When one looks at the remaining four Republican candidates for office one cannot but feel apprehension. Apart from Ron Paul who has Christian values, but doesn’t speak of them, the other three, who tout their Christianity, have no problem with advocating war. When in one of the debates Ron Paul said that it might be time to consider extending the golden rule to our foreign policy, some members of the audience booed. When the moderator then asked the Mormon Mitt Romney what we should do with our enemies the answer “Kill ‘em!” rang out, and the two Catholics Newt Gingrich and Rick Santorum heartily agreed. This is serious and it gets worse. In last Thursday’s debate a gentleman in the audience who identified himself by name and as a “Palestinian American Republican,” asked how a given candidate would help the Palestinians in case he were to become president. Romney, as the would-be frontrunner immediately began to lecture the poor man that the impasse in the peace talks is the fault of the Palestinians. The Israelis would be happy with a two-state solution the moment the Palestinians gave up terrorist attacks, as well as the right to return to their previous domiciles, and assure Israel of the right to exist as a Jewish state. Gingrich concurred and added that on his first day in office he would sign an order that the American embassy be transferred from Tel Aviv to Jerusalem. Santorum also chimed in and in addition lectured us on the danger of jihadists coming to Cuba, Venezuela and Central America.
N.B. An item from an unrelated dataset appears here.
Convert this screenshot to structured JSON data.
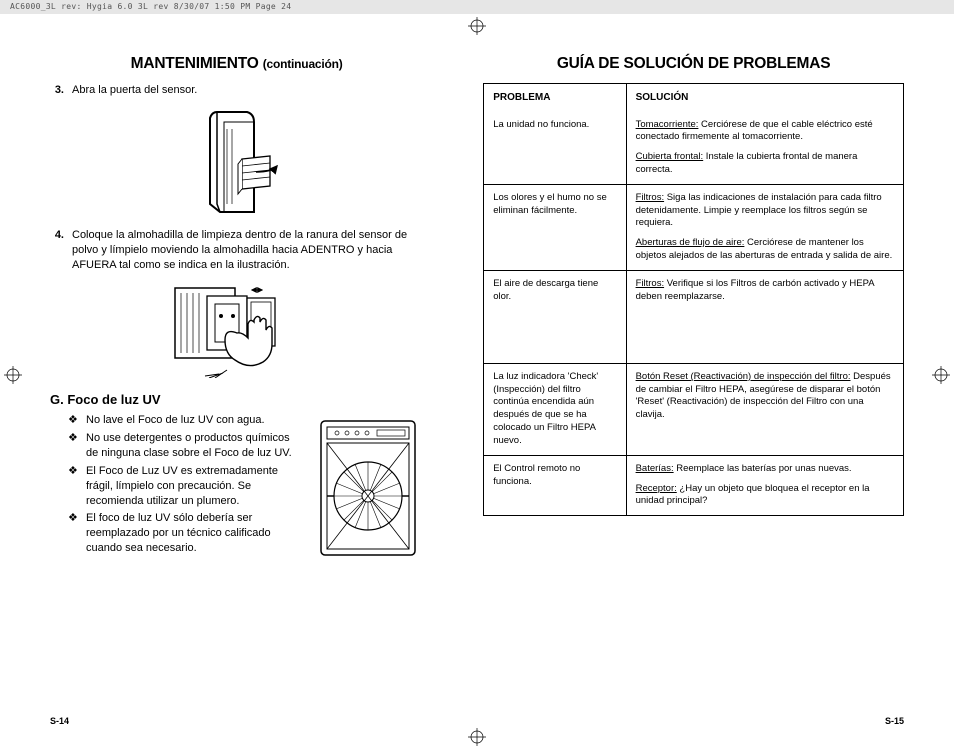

That the suggested embassy transfer would immediately inflame the Muslim world, create thousands of new Jihadists and make further conflict inevitable seems not to have occurred to these gentlemen. There are alternatives to war and our politicians could learn something from sailboat racers. There exists a set of international rules we have to abide by and in order to win you don’t ram your competitor’s boat but you use tactics within the rules. One of the most effective, for a given situation, is to literally take the wind out of his sails. This is what should and could be done. The forces which prevent us from following this path will be discussed in the next installment as well as other pertinent articles from Foreign Affairs.